Une rencontre inoubliable à Saint-Louis
Parmi les souvenirs personnels que Paul McCartney évoque avec émotion, il en est un qu’il chérit tout particulièrement : sa rencontre avec Chuck Berry à Saint-Louis, la ville natale du pionnier du rock. « C’est un souvenir que je chérirai pour toujours », confie-t-il. Cette rencontre, au-delà de la symbolique, représente un passage de relais entre deux générations d’architectes du rock.
Dans cette étreinte fugace, dans ce regard échangé, il y avait toute une histoire commune. Celle d’un gamin de Liverpool qui, un jour, a entendu les premières notes de Sweet Little Sixteen et qui, sans le savoir, venait de trouver sa vocation. Celle d’un homme qui, quelques décennies plus tard, retrouverait ce même frisson sur une scène mondiale, devant des milliers de fans, mais avec dans le cœur la gratitude intacte pour celui qui avait tout initié.
Du mythe à l’héritage : la magie continue
Aujourd’hui, le nom de Chuck Berry continue de flotter comme une incantation dans les mémoires de ceux qui font et aiment la musique. Pour McCartney, ce n’est pas une formule vide : la magie de Berry, il la ressent encore. Elle est dans le phrasé d’une guitare, dans la rythmique d’un refrain, dans cette façon si particulière de raconter la vie avec un riff de trois accords et un clin d’œil malicieux.
La grandeur de Chuck Berry ne tient pas seulement à ses succès. Elle réside dans son influence structurelle. Sans lui, pas de Beatles. Sans lui, pas de Rolling Stones. Pas de Springsteen, pas de punk, pas de pop. Il est la source, l’étincelle primitive. McCartney, avec sa lucidité légendaire, en est parfaitement conscient. Et c’est sans doute pour cela qu’il parle de lui non pas comme d’un simple musicien, mais comme d’un magicien. Un homme qui, par le seul pouvoir d’un son, pouvait transformer le quotidien en épopée.
Une révérence lucide d’un géant à un autre
Dans cette révérence que Paul McCartney adresse à Chuck Berry, il y a une noblesse rare. Celle d’un artiste immense qui sait reconnaître ce qu’il doit à ses prédécesseurs. Dans un monde souvent dominé par l’ego, cette humilité n’est pas anodine. Elle rappelle que la musique, aussi sacrée soit-elle, est toujours une transmission. Un feu qu’on porte, qu’on reçoit, qu’on entretient.

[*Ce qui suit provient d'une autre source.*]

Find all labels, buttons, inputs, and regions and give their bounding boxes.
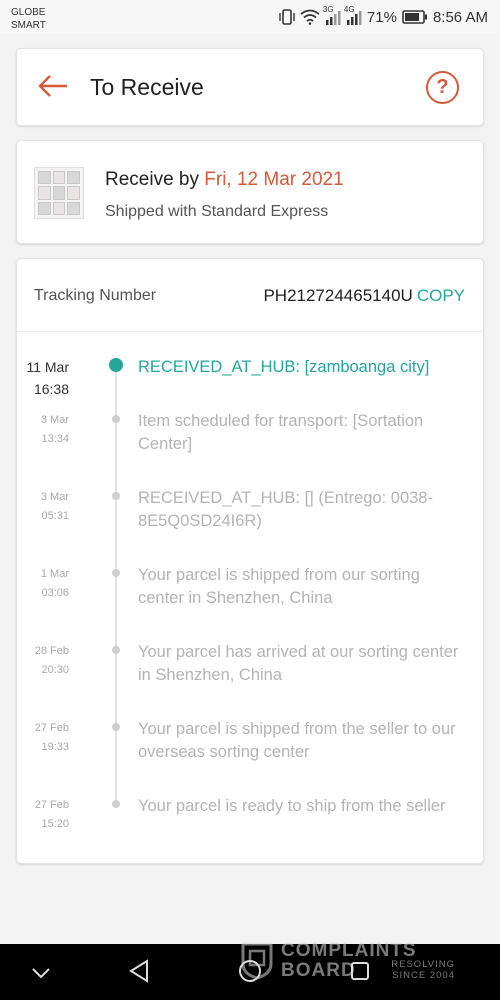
tracking-card: Tracking Number PH212724465140U COPY 11 M… xyxy=(16,258,484,864)
signal-4g-icon: 4G xyxy=(343,5,362,26)
event-time: 19:33 xyxy=(41,741,69,753)
shipping-method: Shipped with Standard Express xyxy=(105,203,329,220)
battery-percent: 71% xyxy=(366,8,397,26)
product-thumbnail xyxy=(34,167,84,219)
help-button[interactable]: ? xyxy=(426,71,459,104)
event-time: 20:30 xyxy=(41,664,69,676)
receive-date: Fri, 12 Mar 2021 xyxy=(204,169,344,190)
back-triangle-icon xyxy=(128,959,150,987)
event-dot xyxy=(112,723,120,731)
event-dot-current xyxy=(109,358,123,372)
help-icon: ? xyxy=(436,76,449,98)
event-time: 15:20 xyxy=(41,818,69,830)
status-icons: 3G 4G 71% 8:56 AM xyxy=(279,5,488,28)
page-title: To Receive xyxy=(90,74,204,100)
watermark-sub-2: SINCE 2004 xyxy=(392,970,455,981)
battery-icon xyxy=(402,10,428,24)
event-dot xyxy=(112,415,120,423)
watermark-line-2: BOARD xyxy=(281,960,356,981)
watermark-subtitle: RESOLVING SINCE 2004 xyxy=(375,959,455,981)
event-text: Your parcel is shipped from our sorting … xyxy=(138,566,420,607)
event-time: 03:06 xyxy=(41,587,69,599)
network-4g-label: 4G xyxy=(343,5,355,14)
receive-by-line: Receive by Fri, 12 Mar 2021 xyxy=(105,169,344,191)
clock-time: 8:56 AM xyxy=(432,8,488,26)
event-text: Your parcel has arrived at our sorting c… xyxy=(138,643,459,684)
carrier-line-2: SMART xyxy=(11,20,46,31)
tracking-number-row: PH212724465140U COPY xyxy=(263,286,465,306)
carrier-info: GLOBE SMART xyxy=(11,6,46,32)
nav-back-button[interactable] xyxy=(124,958,154,988)
event-text: RECEIVED_AT_HUB: [zamboanga city] xyxy=(138,358,430,376)
event-text: Your parcel is ready to ship from the se… xyxy=(138,797,446,815)
watermark: COMPLAINTS BOARD RESOLVING SINCE 2004 xyxy=(237,938,457,982)
receive-by-label: Receive by xyxy=(105,169,205,190)
event-date: 11 Mar xyxy=(26,359,69,375)
watermark-sub-1: RESOLVING xyxy=(391,959,455,970)
signal-3g-icon: 3G xyxy=(322,5,341,26)
event-text: Your parcel is shipped from the seller t… xyxy=(138,720,456,761)
event-dot xyxy=(112,800,120,808)
network-3g-label: 3G xyxy=(322,5,334,14)
header-card: To Receive ? xyxy=(16,48,484,126)
event-text: Item scheduled for transport: [Sortation… xyxy=(138,412,424,453)
event-dot xyxy=(112,569,120,577)
tracking-header: Tracking Number PH212724465140U COPY xyxy=(17,259,483,332)
event-text: RECEIVED_AT_HUB: [] (Entrego: 0038-8E5Q0… xyxy=(138,489,433,530)
carrier-line-1: GLOBE xyxy=(11,7,46,18)
wifi-icon xyxy=(300,9,320,25)
event-dot xyxy=(112,492,120,500)
event-time: 13:34 xyxy=(41,433,69,445)
vibrate-icon xyxy=(279,8,295,26)
copy-button[interactable]: COPY xyxy=(417,286,465,305)
delivery-card[interactable]: Receive by Fri, 12 Mar 2021 Shipped with… xyxy=(16,140,484,244)
hide-keyboard-button[interactable] xyxy=(26,958,56,988)
event-time: 05:31 xyxy=(41,510,69,522)
status-bar: GLOBE SMART 3G 4G 71% 8:56 AM xyxy=(0,0,500,34)
arrow-left-icon xyxy=(37,74,69,102)
tracking-number-value: PH212724465140U xyxy=(263,286,413,305)
chevron-down-icon xyxy=(31,964,51,983)
timeline-line xyxy=(115,365,117,805)
watermark-line-1: COMPLAINTS xyxy=(281,940,417,961)
watermark-logo-icon xyxy=(239,942,275,984)
event-dot xyxy=(112,646,120,654)
back-button[interactable] xyxy=(35,70,71,106)
tracking-number-label: Tracking Number xyxy=(34,287,157,304)
event-time: 16:38 xyxy=(33,381,69,397)
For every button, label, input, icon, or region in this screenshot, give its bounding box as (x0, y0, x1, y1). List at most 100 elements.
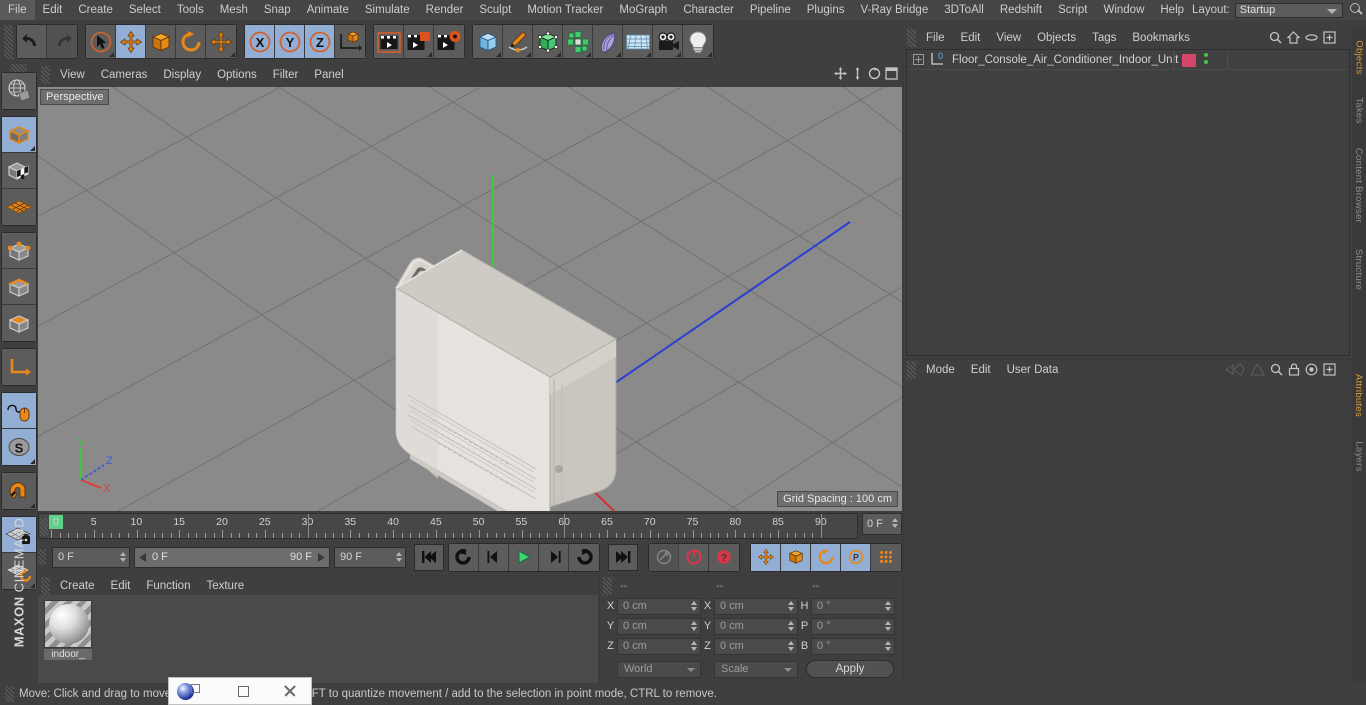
apply-button[interactable]: Apply (806, 660, 894, 678)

Et si McCartney continue d’illuminer les scènes du monde entier, c’est aussi grâce à cette étincelle première, celle que Chuck Berry a allumée dans son cœur d’adolescent. Une étincelle qui, des rues de Saint-Louis aux clubs enfumés de Hambourg, a traversé les océans, les modes, les décennies.
Chuck Berry est mort, mais sa magie, elle, est immortelle. Et tant que Paul McCartney montera sur scène, quelque part, dans une variation de basse, un clin d’œil rythmique ou un sourire discret, on entendra encore résonner l’ombre bienveillante de ce magicien du rock’n’roll.